Actin labeled with fluorescein isothiocyanate (FITC) and alpha-actinin labeled with rhodamine (rh) were co-injected into chick embryonic cardiac myocytes and fibroblasts. In cardiomyocytes, FITC-actin was distributed in nonstriated lines, linearly arranged punctate structures with short intervals, and cross-striated bands with regular sarcomeric intervals. rh-alpha-Actinin was seen to be distributed in the same pattern in the former two portions, and in the center of each striation in the latter portion. Photobleaching of structures incorporated with these fluorescent analogs revealed that the fluorescent recovery rate of actin decreased in the order of nonstriated > punctated > striated portions, while that of alpha-actinin was low and stable at all portions.
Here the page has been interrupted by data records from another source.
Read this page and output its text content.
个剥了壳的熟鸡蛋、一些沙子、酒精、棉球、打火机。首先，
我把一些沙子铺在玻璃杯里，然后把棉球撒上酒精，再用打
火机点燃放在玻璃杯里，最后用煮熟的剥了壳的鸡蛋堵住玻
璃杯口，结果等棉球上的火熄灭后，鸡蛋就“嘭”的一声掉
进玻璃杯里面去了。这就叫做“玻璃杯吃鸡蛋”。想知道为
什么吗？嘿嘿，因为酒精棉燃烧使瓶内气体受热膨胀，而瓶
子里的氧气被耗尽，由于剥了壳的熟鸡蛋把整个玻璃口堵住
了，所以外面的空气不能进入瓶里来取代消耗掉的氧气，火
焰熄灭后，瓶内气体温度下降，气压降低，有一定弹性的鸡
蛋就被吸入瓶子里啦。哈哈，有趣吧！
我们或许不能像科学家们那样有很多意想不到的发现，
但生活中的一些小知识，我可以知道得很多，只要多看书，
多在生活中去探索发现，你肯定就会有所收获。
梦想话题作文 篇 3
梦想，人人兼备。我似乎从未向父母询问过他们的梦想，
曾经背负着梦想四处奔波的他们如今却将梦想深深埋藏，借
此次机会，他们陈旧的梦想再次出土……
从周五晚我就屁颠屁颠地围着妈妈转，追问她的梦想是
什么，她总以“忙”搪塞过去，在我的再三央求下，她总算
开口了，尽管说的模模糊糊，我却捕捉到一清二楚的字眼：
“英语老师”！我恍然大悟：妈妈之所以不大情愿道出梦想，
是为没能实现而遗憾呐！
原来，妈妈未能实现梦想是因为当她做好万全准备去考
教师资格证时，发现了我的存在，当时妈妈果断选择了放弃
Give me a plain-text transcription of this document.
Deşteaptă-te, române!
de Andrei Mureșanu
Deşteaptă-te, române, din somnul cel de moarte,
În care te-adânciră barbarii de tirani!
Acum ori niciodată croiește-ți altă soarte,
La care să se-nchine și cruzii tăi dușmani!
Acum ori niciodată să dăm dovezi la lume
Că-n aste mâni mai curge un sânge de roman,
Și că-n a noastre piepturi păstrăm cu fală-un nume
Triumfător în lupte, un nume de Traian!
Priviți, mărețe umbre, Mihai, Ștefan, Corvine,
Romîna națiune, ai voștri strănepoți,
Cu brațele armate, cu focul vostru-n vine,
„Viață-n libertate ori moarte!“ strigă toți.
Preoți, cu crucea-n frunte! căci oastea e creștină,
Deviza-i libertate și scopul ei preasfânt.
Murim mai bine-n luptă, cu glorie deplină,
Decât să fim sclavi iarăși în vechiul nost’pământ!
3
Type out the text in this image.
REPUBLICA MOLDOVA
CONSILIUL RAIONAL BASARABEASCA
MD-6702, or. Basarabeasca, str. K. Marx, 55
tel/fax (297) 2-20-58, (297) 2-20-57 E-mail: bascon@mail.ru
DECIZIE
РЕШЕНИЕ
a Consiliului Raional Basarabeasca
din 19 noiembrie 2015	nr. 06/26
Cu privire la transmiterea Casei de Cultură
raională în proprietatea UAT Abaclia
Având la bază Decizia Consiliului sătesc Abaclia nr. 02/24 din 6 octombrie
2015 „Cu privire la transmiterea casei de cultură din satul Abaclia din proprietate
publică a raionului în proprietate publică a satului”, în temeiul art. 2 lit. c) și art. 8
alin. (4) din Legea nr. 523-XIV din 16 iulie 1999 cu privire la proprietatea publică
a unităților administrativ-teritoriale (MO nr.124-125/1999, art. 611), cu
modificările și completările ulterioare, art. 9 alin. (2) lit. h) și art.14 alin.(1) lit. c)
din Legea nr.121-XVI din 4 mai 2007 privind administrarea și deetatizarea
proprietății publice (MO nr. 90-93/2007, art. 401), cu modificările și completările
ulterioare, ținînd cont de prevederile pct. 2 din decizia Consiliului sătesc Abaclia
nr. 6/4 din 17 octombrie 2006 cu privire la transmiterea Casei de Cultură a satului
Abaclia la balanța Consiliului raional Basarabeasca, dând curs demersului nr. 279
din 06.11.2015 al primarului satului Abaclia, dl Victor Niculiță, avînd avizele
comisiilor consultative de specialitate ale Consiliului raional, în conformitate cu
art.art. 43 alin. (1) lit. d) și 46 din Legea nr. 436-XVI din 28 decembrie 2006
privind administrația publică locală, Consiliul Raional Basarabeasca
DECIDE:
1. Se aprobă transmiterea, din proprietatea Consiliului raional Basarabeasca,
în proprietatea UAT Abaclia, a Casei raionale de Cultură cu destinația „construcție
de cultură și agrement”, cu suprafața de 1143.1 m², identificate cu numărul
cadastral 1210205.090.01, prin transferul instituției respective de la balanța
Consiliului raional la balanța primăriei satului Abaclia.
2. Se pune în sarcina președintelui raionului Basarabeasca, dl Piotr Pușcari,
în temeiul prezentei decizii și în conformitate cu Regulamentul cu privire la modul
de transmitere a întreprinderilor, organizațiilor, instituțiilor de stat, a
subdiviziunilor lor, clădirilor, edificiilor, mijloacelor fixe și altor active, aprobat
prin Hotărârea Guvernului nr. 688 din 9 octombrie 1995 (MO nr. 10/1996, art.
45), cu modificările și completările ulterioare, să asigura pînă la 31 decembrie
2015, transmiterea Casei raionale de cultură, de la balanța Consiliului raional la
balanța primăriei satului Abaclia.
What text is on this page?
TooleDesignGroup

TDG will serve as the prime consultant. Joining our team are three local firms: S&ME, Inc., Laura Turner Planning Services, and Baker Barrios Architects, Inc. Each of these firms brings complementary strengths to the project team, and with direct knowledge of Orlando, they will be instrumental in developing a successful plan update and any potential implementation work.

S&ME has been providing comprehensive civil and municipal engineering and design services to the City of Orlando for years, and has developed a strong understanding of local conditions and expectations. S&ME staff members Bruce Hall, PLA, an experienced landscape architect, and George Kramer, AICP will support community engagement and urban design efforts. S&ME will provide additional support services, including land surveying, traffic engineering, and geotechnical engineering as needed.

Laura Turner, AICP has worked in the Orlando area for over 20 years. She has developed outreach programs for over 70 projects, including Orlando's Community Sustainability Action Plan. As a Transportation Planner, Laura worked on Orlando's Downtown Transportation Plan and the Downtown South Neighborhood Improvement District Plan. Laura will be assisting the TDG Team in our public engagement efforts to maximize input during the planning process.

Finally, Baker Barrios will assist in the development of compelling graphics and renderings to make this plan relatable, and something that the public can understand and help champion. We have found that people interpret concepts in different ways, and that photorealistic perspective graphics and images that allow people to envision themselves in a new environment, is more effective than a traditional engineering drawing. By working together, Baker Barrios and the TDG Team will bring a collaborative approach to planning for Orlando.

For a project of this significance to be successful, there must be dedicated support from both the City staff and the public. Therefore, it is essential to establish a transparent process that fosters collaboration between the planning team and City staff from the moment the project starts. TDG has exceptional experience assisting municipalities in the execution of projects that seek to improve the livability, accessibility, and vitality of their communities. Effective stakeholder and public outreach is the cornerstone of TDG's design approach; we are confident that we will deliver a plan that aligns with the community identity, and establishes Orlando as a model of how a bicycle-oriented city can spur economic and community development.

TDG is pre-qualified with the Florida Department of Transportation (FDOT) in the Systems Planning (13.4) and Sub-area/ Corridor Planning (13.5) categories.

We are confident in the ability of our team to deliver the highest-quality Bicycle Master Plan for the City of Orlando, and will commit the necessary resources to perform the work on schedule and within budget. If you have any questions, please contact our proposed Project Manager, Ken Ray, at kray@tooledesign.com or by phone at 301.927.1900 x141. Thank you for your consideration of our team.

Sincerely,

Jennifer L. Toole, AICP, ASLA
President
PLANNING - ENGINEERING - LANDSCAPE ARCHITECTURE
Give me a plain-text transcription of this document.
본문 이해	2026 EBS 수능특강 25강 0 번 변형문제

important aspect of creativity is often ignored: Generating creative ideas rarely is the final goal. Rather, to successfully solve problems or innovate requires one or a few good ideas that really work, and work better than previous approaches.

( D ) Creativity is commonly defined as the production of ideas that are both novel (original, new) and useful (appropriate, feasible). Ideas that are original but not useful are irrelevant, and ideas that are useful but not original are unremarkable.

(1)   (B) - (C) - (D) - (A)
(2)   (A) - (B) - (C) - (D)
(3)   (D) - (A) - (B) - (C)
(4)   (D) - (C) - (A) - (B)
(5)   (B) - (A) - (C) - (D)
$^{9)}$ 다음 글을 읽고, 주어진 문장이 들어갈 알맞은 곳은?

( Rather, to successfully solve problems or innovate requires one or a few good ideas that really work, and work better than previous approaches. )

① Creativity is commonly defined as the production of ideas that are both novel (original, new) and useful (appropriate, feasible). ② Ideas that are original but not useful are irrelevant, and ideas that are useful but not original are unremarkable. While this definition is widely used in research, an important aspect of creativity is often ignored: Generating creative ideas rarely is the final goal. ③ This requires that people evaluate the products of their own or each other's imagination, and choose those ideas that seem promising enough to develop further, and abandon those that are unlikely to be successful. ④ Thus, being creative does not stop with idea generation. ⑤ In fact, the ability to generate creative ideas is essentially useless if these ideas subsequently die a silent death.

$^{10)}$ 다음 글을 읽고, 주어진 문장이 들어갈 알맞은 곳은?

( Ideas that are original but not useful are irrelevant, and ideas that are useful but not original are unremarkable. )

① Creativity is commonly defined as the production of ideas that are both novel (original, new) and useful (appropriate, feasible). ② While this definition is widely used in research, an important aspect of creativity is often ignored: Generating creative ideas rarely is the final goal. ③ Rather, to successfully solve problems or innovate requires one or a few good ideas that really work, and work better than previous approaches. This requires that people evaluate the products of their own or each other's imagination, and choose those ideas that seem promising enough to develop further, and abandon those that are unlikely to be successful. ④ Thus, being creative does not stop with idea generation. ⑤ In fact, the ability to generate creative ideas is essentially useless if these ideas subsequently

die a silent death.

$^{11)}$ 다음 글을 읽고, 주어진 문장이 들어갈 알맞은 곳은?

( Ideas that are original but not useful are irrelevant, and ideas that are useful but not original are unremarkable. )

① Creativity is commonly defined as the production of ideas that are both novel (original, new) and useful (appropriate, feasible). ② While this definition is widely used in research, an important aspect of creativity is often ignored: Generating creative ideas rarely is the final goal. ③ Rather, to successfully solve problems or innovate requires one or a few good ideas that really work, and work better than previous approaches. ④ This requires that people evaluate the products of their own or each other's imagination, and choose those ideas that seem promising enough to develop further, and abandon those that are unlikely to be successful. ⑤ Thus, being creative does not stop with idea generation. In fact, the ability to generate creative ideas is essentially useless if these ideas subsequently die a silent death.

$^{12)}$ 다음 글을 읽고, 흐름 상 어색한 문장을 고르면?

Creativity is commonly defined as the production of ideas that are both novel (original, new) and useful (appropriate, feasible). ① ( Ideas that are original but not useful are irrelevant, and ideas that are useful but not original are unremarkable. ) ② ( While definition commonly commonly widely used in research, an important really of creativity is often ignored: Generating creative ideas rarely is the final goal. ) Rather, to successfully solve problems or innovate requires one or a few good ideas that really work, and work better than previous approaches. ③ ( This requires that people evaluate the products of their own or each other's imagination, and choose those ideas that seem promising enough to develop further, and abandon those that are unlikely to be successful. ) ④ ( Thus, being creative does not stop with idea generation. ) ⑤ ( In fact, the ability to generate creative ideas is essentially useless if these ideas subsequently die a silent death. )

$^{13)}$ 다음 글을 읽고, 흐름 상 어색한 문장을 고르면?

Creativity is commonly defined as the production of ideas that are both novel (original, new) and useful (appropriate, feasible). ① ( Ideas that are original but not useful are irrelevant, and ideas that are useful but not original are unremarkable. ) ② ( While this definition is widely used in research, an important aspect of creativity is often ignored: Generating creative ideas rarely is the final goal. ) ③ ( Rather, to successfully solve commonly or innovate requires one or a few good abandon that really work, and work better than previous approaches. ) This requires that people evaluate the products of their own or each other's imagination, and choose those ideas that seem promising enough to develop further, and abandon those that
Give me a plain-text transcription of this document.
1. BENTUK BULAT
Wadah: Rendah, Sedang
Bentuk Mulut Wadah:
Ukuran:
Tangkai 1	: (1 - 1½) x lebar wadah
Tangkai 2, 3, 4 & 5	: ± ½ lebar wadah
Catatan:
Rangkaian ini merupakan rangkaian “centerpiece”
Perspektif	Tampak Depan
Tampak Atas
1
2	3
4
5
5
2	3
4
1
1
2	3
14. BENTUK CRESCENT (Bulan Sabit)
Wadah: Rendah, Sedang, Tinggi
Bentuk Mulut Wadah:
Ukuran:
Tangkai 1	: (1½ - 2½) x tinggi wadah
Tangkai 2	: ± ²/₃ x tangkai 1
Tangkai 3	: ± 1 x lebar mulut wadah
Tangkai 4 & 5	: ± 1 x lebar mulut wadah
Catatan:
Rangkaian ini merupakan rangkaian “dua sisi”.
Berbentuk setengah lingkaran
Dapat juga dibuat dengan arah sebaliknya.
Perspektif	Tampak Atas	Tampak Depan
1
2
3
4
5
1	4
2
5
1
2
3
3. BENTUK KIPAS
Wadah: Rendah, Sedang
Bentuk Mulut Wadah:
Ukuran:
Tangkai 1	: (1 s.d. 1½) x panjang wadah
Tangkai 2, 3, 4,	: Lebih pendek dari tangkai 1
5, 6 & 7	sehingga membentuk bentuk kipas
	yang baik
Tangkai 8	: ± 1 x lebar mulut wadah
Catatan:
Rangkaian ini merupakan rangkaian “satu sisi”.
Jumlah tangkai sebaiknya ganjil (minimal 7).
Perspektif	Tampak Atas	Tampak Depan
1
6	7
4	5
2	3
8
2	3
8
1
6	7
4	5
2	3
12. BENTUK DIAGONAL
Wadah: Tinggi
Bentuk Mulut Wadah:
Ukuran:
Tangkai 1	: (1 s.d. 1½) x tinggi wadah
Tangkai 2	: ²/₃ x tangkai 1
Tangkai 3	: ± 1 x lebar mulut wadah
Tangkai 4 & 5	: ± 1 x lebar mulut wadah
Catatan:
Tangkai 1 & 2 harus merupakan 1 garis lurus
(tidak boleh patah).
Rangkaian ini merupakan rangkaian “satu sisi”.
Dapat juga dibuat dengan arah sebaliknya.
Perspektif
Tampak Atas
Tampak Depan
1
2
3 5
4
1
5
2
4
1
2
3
During the transition phase from punctate to regular sarcomere structures of these proteins, short spaced alpha-actinin dots adjoined each other and aligned with Z bands of neighboring myofibrils. It appears that both the difference in exchangeability between actin and alpha-actinin molecules and the movement of alpha-actinin dots during this phase of myofibrillogenesis are related to sarcomere lengthening and I-Z-I brush formation; adjoining dots of low-exchangeable alpha-actinin may provide favorable situations for exchangeable actin molecules in filaments to elongate and/or rearrange. In fibroblasts, both FITC-actin and rh-alpha-actinin formed nonstriated lines. In these cells, exchangeabilities of both proteins were high and similar in rate. This seems to indicate that stress fibers are constantly exchanging their components for motile and other vital functions of these cells. The high exchangeabilities of both proteins in stress fibers showthat these fibers are clearly different from nonstriated, stress-fiber like structures of nascent myofibrils.